The bidding process for the tractor division, initiated by the ministry of industry in August, met with a good response. Several key players including Bharat Earth Movers, Mahindra & Mahindra, Hindustan Motors, Tractors & Farm Equipment, and Telco were in the race. The ministry has also promised an early initiation of bidding for the division. However, despite companies evaluating the division premises, no other step has been taken by the government to initiate new bids, sources say. The ministry had decided to call for fresh bids withinweeks.
HMT was in talks with the National Dairy Development Board for a possible takeover or joint venture for its food-processing equipment unit in Aurangabad. The board has conducted a technical and feasibility study to assess and evaluate the food-processing equipment division.
However, a possible change in the board's top guard, coupled with the finance ministry's lack of interest, has forced the HMT to put the plan on the backburner, as well. The division recorded a net loss of Rs 1 crore on sales of Rs 4 crore during 1997-98. With a total work force of 120, the division manufactures separators and pasteurisers used in food processing.
The plan to hive off its lamps division into a separate company has been dropped as the division has failed to locate a joint-venture partner. A voluntary retirement scheme is being offered to the employees of the division, which has already reduced the work force from 1,300 to 1,200. Once the work force is reduced drastically, plans are under way to sell off theassets of the division.

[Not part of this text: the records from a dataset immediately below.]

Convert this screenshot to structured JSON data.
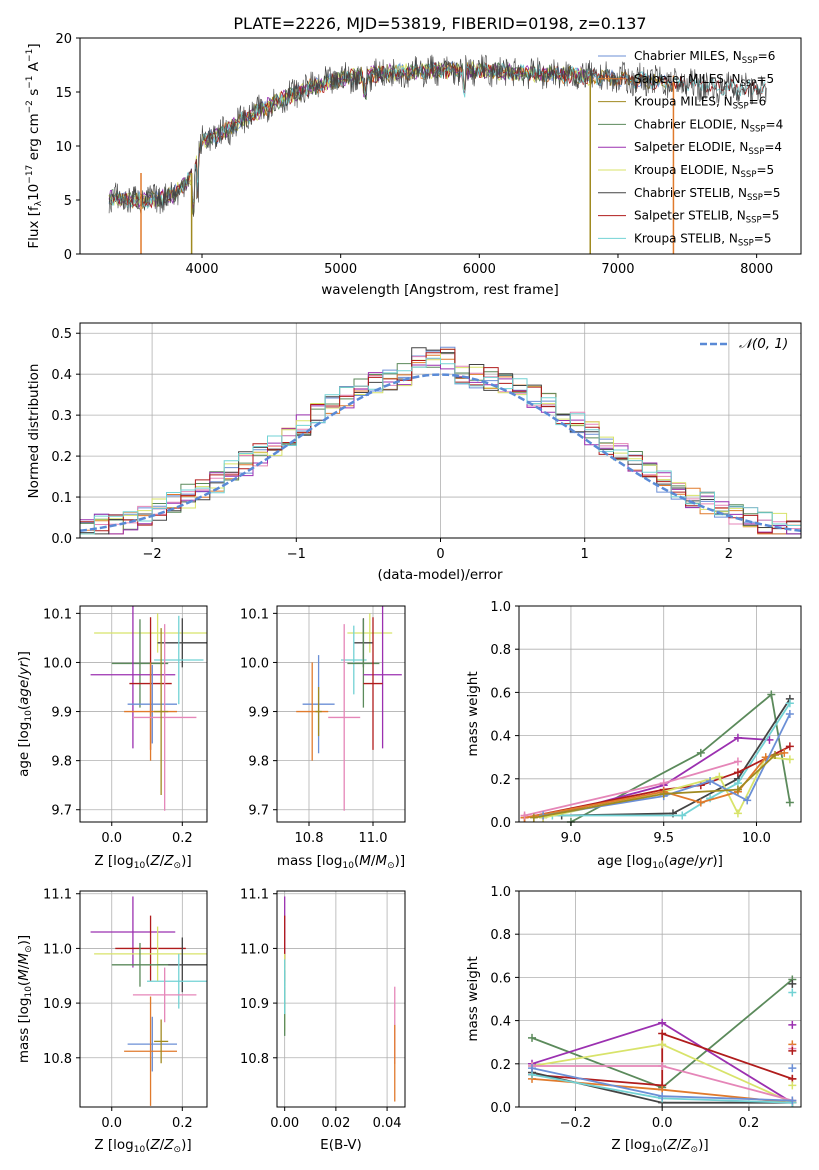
{
  "colors": {
    "chabrier_miles": "#6b8fd6",
    "salpeter_miles": "#e07a2c",
    "kroupa_miles": "#a08a20",
    "chabrier_elodie": "#5b8a5b",
    "salpeter_elodie": "#9b30b0",
    "kroupa_elodie": "#d8e36a",
    "chabrier_stelib": "#444444",
    "salpeter_stelib": "#b01c1c",
    "kroupa_stelib": "#72d2d4",
    "pink": "#e586b8",
    "normal_line": "#5a8ad6",
    "grid": "#b0b0b0"
  },
  "chart_data": [
    {
      "id": "spectrum",
      "type": "line",
      "title": "PLATE=2226, MJD=53819, FIBERID=0198, z=0.137",
      "xlabel": "wavelength [Angstrom, rest frame]",
      "ylabel": "Flux [f_λ10^-17 erg cm^-2 s^-1 A^-1]",
      "xlim": [
        3120,
        8320
      ],
      "ylim": [
        0,
        20
      ],
      "xticks": [
        "4000",
        "5000",
        "6000",
        "7000",
        "8000"
      ],
      "yticks": [
        "0",
        "5",
        "10",
        "15",
        "20"
      ],
      "grid": false,
      "legend_position": "top-right",
      "continuum_nodes": {
        "x": [
          3330,
          3500,
          3650,
          3800,
          3900,
          3940,
          4000,
          4150,
          4300,
          4450,
          4600,
          4800,
          5000,
          5200,
          5400,
          5700,
          6000,
          6300,
          6600,
          6900,
          7200,
          7500,
          7800,
          8070
        ],
        "y": [
          5.2,
          5.0,
          5.0,
          5.6,
          6.8,
          7.5,
          10.5,
          11.2,
          12.5,
          13.5,
          14.5,
          15.5,
          16.2,
          16.6,
          16.8,
          17.0,
          17.0,
          16.8,
          16.6,
          16.3,
          16.1,
          15.7,
          15.4,
          15.2
        ]
      },
      "dropouts": [
        {
          "x": 3560,
          "y": 0
        },
        {
          "x": 3925,
          "y": 0
        },
        {
          "x": 6800,
          "y": 0
        },
        {
          "x": 7400,
          "y": 0
        }
      ],
      "series": [
        {
          "name": "Chabrier MILES, N_SSP=6",
          "name_main": "Chabrier MILES, N",
          "sub": "SSP",
          "n": "=6",
          "color_key": "chabrier_miles"
        },
        {
          "name": "Salpeter MILES, N_SSP=5",
          "name_main": "Salpeter MILES, N",
          "sub": "SSP",
          "n": "=5",
          "color_key": "salpeter_miles"
        },
        {
          "name": "Kroupa MILES, N_SSP=6",
          "name_main": "Kroupa MILES, N",
          "sub": "SSP",
          "n": "=6",
          "color_key": "kroupa_miles"
        },
        {
          "name": "Chabrier ELODIE, N_SSP=4",
          "name_main": "Chabrier ELODIE, N",
          "sub": "SSP",
          "n": "=4",
          "color_key": "chabrier_elodie"
        },
        {
          "name": "Salpeter ELODIE, N_SSP=4",
          "name_main": "Salpeter ELODIE, N",
          "sub": "SSP",
          "n": "=4",
          "color_key": "salpeter_elodie"
        },
        {
          "name": "Kroupa ELODIE, N_SSP=5",
          "name_main": "Kroupa ELODIE, N",
          "sub": "SSP",
          "n": "=5",
          "color_key": "kroupa_elodie"
        },
        {
          "name": "Chabrier STELIB, N_SSP=5",
          "name_main": "Chabrier STELIB, N",
          "sub": "SSP",
          "n": "=5",
          "color_key": "chabrier_stelib"
        },
        {
          "name": "Salpeter STELIB, N_SSP=5",
          "name_main": "Salpeter STELIB, N",
          "sub": "SSP",
          "n": "=5",
          "color_key": "salpeter_stelib"
        },
        {
          "name": "Kroupa STELIB, N_SSP=5",
          "name_main": "Kroupa STELIB, N",
          "sub": "SSP",
          "n": "=5",
          "color_key": "kroupa_stelib"
        }
      ]
    },
    {
      "id": "residuals",
      "type": "line",
      "xlabel": "(data-model)/error",
      "ylabel": "Normed distribution",
      "xlim": [
        -2.5,
        2.5
      ],
      "ylim": [
        0,
        0.525
      ],
      "xticks": [
        "−2",
        "−1",
        "0",
        "1",
        "2"
      ],
      "xtick_values": [
        -2,
        -1,
        0,
        1,
        2
      ],
      "yticks": [
        "0.0",
        "0.1",
        "0.2",
        "0.3",
        "0.4",
        "0.5"
      ],
      "ytick_values": [
        0,
        0.1,
        0.2,
        0.3,
        0.4,
        0.5
      ],
      "grid": true,
      "legend_position": "top-right",
      "legend_label": "𝒩(0, 1)",
      "bin_width": 0.1
    },
    {
      "id": "age_vs_Z",
      "type": "scatter",
      "xlabel_main": "Z [log",
      "xlabel_sub": "10",
      "xlabel_rest": "(Z/Z",
      "ylabel": "age  [log10(age/yr)]",
      "xlim": [
        -0.09,
        0.27
      ],
      "ylim": [
        9.675,
        10.115
      ],
      "xticks": [
        "0.0",
        "0.2"
      ],
      "xtick_values": [
        0,
        0.2
      ],
      "yticks": [
        "9.7",
        "9.8",
        "9.9",
        "10.0",
        "10.1"
      ],
      "ytick_values": [
        9.7,
        9.8,
        9.9,
        10.0,
        10.1
      ],
      "grid": true,
      "points": [
        {
          "c": "kroupa_elodie",
          "x": 0.13,
          "y": 10.06,
          "xe": 0.18,
          "ye": 0.04
        },
        {
          "c": "chabrier_stelib",
          "x": 0.2,
          "y": 10.04,
          "xe": 0.07,
          "ye": 0.05
        },
        {
          "c": "kroupa_stelib",
          "x": 0.19,
          "y": 10.005,
          "xe": 0.07,
          "ye": 0.09
        },
        {
          "c": "chabrier_elodie",
          "x": 0.08,
          "y": 9.998,
          "xe": 0.08,
          "ye": 0.09
        },
        {
          "c": "salpeter_elodie",
          "x": 0.06,
          "y": 9.975,
          "xe": 0.12,
          "ye": 0.15
        },
        {
          "c": "salpeter_stelib",
          "x": 0.11,
          "y": 9.957,
          "xe": 0.06,
          "ye": 0.135
        },
        {
          "c": "chabrier_miles",
          "x": 0.115,
          "y": 9.915,
          "xe": 0.07,
          "ye": 0.08
        },
        {
          "c": "salpeter_miles",
          "x": 0.11,
          "y": 9.9,
          "xe": 0.075,
          "ye": 0.1
        },
        {
          "c": "pink",
          "x": 0.15,
          "y": 9.888,
          "xe": 0.09,
          "ye": 0.19
        },
        {
          "c": "kroupa_miles",
          "x": 0.14,
          "y": 9.9,
          "xe": 0.02,
          "ye": 0.17
        }
      ]
    },
    {
      "id": "age_vs_mass",
      "type": "scatter",
      "xlabel_main": "mass [log",
      "xlabel_sub": "10",
      "xlabel_rest": "(M/M",
      "xlim": [
        10.7,
        11.1
      ],
      "ylim": [
        9.675,
        10.115
      ],
      "xticks": [
        "10.8",
        "11.0"
      ],
      "xtick_values": [
        10.8,
        11.0
      ],
      "yticks": [
        "9.7",
        "9.8",
        "9.9",
        "10.0",
        "10.1"
      ],
      "ytick_values": [
        9.7,
        9.8,
        9.9,
        10.0,
        10.1
      ],
      "grid": true,
      "points": [
        {
          "c": "kroupa_elodie",
          "x": 10.99,
          "y": 10.06,
          "xe": 0.07,
          "ye": 0.04
        },
        {
          "c": "chabrier_stelib",
          "x": 10.97,
          "y": 10.04,
          "xe": 0.03,
          "ye": 0.05
        },
        {
          "c": "kroupa_stelib",
          "x": 10.94,
          "y": 10.005,
          "xe": 0.04,
          "ye": 0.07
        },
        {
          "c": "chabrier_elodie",
          "x": 10.97,
          "y": 9.998,
          "xe": 0.05,
          "ye": 0.09
        },
        {
          "c": "salpeter_elodie",
          "x": 11.03,
          "y": 9.975,
          "xe": 0.06,
          "ye": 0.15
        },
        {
          "c": "salpeter_stelib",
          "x": 11.0,
          "y": 9.957,
          "xe": 0.03,
          "ye": 0.135
        },
        {
          "c": "chabrier_miles",
          "x": 10.83,
          "y": 9.915,
          "xe": 0.05,
          "ye": 0.1
        },
        {
          "c": "salpeter_miles",
          "x": 10.81,
          "y": 9.9,
          "xe": 0.05,
          "ye": 0.1
        },
        {
          "c": "pink",
          "x": 10.91,
          "y": 9.888,
          "xe": 0.05,
          "ye": 0.19
        },
        {
          "c": "kroupa_miles",
          "x": 10.83,
          "y": 9.9,
          "xe": 0.01,
          "ye": 0.05
        }
      ]
    },
    {
      "id": "weight_vs_age",
      "type": "line",
      "xlabel_main": "age  [log",
      "xlabel_sub": "10",
      "xlabel_rest": "(age/yr)]",
      "ylabel": "mass weight",
      "xlim": [
        8.72,
        10.24
      ],
      "ylim": [
        0,
        1
      ],
      "xticks": [
        "9.0",
        "9.5",
        "10.0"
      ],
      "xtick_values": [
        9.0,
        9.5,
        10.0
      ],
      "yticks": [
        "0.0",
        "0.2",
        "0.4",
        "0.6",
        "0.8",
        "1.0"
      ],
      "ytick_values": [
        0,
        0.2,
        0.4,
        0.6,
        0.8,
        1.0
      ],
      "grid": true,
      "series": [
        {
          "c": "chabrier_elodie",
          "x": [
            9.0,
            9.7,
            10.08,
            10.18
          ],
          "y": [
            0.0,
            0.32,
            0.59,
            0.09
          ]
        },
        {
          "c": "salpeter_elodie",
          "x": [
            8.85,
            9.5,
            9.9,
            10.07
          ],
          "y": [
            0.02,
            0.17,
            0.39,
            0.38
          ]
        },
        {
          "c": "chabrier_stelib",
          "x": [
            8.95,
            9.55,
            9.9,
            10.18
          ],
          "y": [
            0.03,
            0.04,
            0.2,
            0.57
          ]
        },
        {
          "c": "kroupa_stelib",
          "x": [
            8.9,
            9.6,
            9.75,
            9.9,
            10.18
          ],
          "y": [
            0.03,
            0.03,
            0.11,
            0.18,
            0.55
          ]
        },
        {
          "c": "salpeter_stelib",
          "x": [
            8.75,
            9.5,
            9.7,
            9.9,
            10.18
          ],
          "y": [
            0.02,
            0.15,
            0.17,
            0.23,
            0.35
          ]
        },
        {
          "c": "kroupa_elodie",
          "x": [
            8.85,
            9.5,
            9.8,
            9.9,
            10.05,
            10.18
          ],
          "y": [
            0.02,
            0.14,
            0.21,
            0.04,
            0.3,
            0.29
          ]
        },
        {
          "c": "salpeter_miles",
          "x": [
            8.75,
            9.5,
            9.7,
            9.9,
            10.05,
            10.15
          ],
          "y": [
            0.02,
            0.14,
            0.09,
            0.14,
            0.3,
            0.32
          ]
        },
        {
          "c": "pink",
          "x": [
            8.75,
            9.5,
            9.9
          ],
          "y": [
            0.03,
            0.18,
            0.28
          ]
        },
        {
          "c": "chabrier_miles",
          "x": [
            8.85,
            9.5,
            9.75,
            9.95,
            10.18
          ],
          "y": [
            0.03,
            0.12,
            0.19,
            0.1,
            0.5
          ]
        },
        {
          "c": "kroupa_miles",
          "x": [
            8.8,
            9.5,
            9.9,
            10.1
          ],
          "y": [
            0.02,
            0.13,
            0.15,
            0.31
          ]
        }
      ]
    },
    {
      "id": "mass_vs_Z",
      "type": "scatter",
      "xlabel_main": "Z [log",
      "xlabel_sub": "10",
      "xlabel_rest": "(Z/Z",
      "ylabel": "mass [log10(M/M⊙)]",
      "xlim": [
        -0.09,
        0.27
      ],
      "ylim": [
        10.71,
        11.105
      ],
      "xticks": [
        "0.0",
        "0.2"
      ],
      "xtick_values": [
        0,
        0.2
      ],
      "yticks": [
        "10.8",
        "10.9",
        "11.0",
        "11.1"
      ],
      "ytick_values": [
        10.8,
        10.9,
        11.0,
        11.1
      ],
      "grid": true,
      "points": [
        {
          "c": "salpeter_elodie",
          "x": 0.06,
          "y": 11.03,
          "xe": 0.12,
          "ye": 0.065
        },
        {
          "c": "salpeter_stelib",
          "x": 0.11,
          "y": 11.0,
          "xe": 0.1,
          "ye": 0.06
        },
        {
          "c": "kroupa_elodie",
          "x": 0.13,
          "y": 10.99,
          "xe": 0.18,
          "ye": 0.05
        },
        {
          "c": "chabrier_stelib",
          "x": 0.2,
          "y": 10.97,
          "xe": 0.07,
          "ye": 0.05
        },
        {
          "c": "chabrier_elodie",
          "x": 0.08,
          "y": 10.97,
          "xe": 0.08,
          "ye": 0.04
        },
        {
          "c": "kroupa_stelib",
          "x": 0.19,
          "y": 10.94,
          "xe": 0.09,
          "ye": 0.05
        },
        {
          "c": "pink",
          "x": 0.15,
          "y": 10.915,
          "xe": 0.09,
          "ye": 0.05
        },
        {
          "c": "chabrier_miles",
          "x": 0.115,
          "y": 10.825,
          "xe": 0.07,
          "ye": 0.05
        },
        {
          "c": "salpeter_miles",
          "x": 0.11,
          "y": 10.812,
          "xe": 0.075,
          "ye": 0.1
        },
        {
          "c": "kroupa_miles",
          "x": 0.14,
          "y": 10.83,
          "xe": 0.02,
          "ye": 0.04
        }
      ]
    },
    {
      "id": "mass_vs_EBV",
      "type": "scatter",
      "xlabel": "E(B-V)",
      "xlim": [
        -0.003,
        0.047
      ],
      "ylim": [
        10.71,
        11.105
      ],
      "xticks": [
        "0.00",
        "0.02",
        "0.04"
      ],
      "xtick_values": [
        0,
        0.02,
        0.04
      ],
      "yticks": [
        "10.8",
        "10.9",
        "11.0",
        "11.1"
      ],
      "ytick_values": [
        10.8,
        10.9,
        11.0,
        11.1
      ],
      "grid": true,
      "points": [
        {
          "c": "salpeter_elodie",
          "x": 0.0,
          "y": 11.03,
          "xe": 0.0002,
          "ye": 0.065
        },
        {
          "c": "salpeter_stelib",
          "x": 0.0,
          "y": 11.0,
          "xe": 0.0002,
          "ye": 0.06
        },
        {
          "c": "kroupa_elodie",
          "x": 0.0,
          "y": 10.92,
          "xe": 0.0002,
          "ye": 0.07
        },
        {
          "c": "chabrier_elodie",
          "x": 0.0,
          "y": 10.9,
          "xe": 0.0002,
          "ye": 0.06
        },
        {
          "c": "kroupa_stelib",
          "x": 0.0,
          "y": 10.93,
          "xe": 0.0002,
          "ye": 0.05
        },
        {
          "c": "pink",
          "x": 0.043,
          "y": 10.86,
          "xe": 0.0002,
          "ye": 0.07
        },
        {
          "c": "salpeter_miles",
          "x": 0.043,
          "y": 10.79,
          "xe": 0.0002,
          "ye": 0.07
        }
      ]
    },
    {
      "id": "weight_vs_Z",
      "type": "line",
      "xlabel_main": "Z [log",
      "xlabel_sub": "10",
      "xlabel_rest": "(Z/Z",
      "ylabel": "mass weight",
      "xlim": [
        -0.33,
        0.32
      ],
      "ylim": [
        0,
        1
      ],
      "xticks": [
        "−0.2",
        "0.0",
        "0.2"
      ],
      "xtick_values": [
        -0.2,
        0.0,
        0.2
      ],
      "yticks": [
        "0.0",
        "0.2",
        "0.4",
        "0.6",
        "0.8",
        "1.0"
      ],
      "ytick_values": [
        0,
        0.2,
        0.4,
        0.6,
        0.8,
        1.0
      ],
      "grid": true,
      "series": [
        {
          "c": "chabrier_elodie",
          "x": [
            -0.3,
            0.0,
            0.3
          ],
          "y": [
            0.32,
            0.09,
            0.59
          ]
        },
        {
          "c": "salpeter_elodie",
          "x": [
            -0.3,
            0.0,
            0.3
          ],
          "y": [
            0.2,
            0.39,
            0.02
          ]
        },
        {
          "c": "salpeter_stelib",
          "x": [
            -0.3,
            0.0,
            0.0,
            0.3
          ],
          "y": [
            0.15,
            0.1,
            0.34,
            0.13
          ]
        },
        {
          "c": "kroupa_elodie",
          "x": [
            -0.3,
            0.0,
            0.3
          ],
          "y": [
            0.19,
            0.29,
            0.02
          ]
        },
        {
          "c": "pink",
          "x": [
            -0.3,
            0.0,
            0.3
          ],
          "y": [
            0.19,
            0.19,
            0.03
          ]
        },
        {
          "c": "chabrier_stelib",
          "x": [
            -0.3,
            0.0,
            0.3
          ],
          "y": [
            0.16,
            0.02,
            0.02
          ]
        },
        {
          "c": "salpeter_miles",
          "x": [
            -0.3,
            0.0,
            0.3
          ],
          "y": [
            0.13,
            0.08,
            0.02
          ]
        },
        {
          "c": "kroupa_stelib",
          "x": [
            -0.3,
            0.0,
            0.3
          ],
          "y": [
            0.15,
            0.04,
            0.02
          ]
        },
        {
          "c": "chabrier_miles",
          "x": [
            -0.3,
            0.0,
            0.3
          ],
          "y": [
            0.18,
            0.05,
            0.03
          ]
        }
      ],
      "right_edge_points": [
        0.57,
        0.53,
        0.38,
        0.29,
        0.27,
        0.26,
        0.18,
        0.13,
        0.1
      ]
    }
  ]
}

HMT had also asked for assistance in the form of loan or additional equity infusion by the centre to the tune of over Rs 100 crore. The company enhanced its equity base by Rs 10 crore a few months ago to Rs 110 crore. However, sources claim that there has been no move by the ministry of finance apart from informal discussions on the issue.
Infusion of additional capital is necessary for the company, say analysts. The results for 1997-98 show sales of Rs 920 crore as against Rs 920.20 crore during the previous financial year. Losses have fallen to Rs 28.50 crore from Rs 43.78 crore during 1996-97.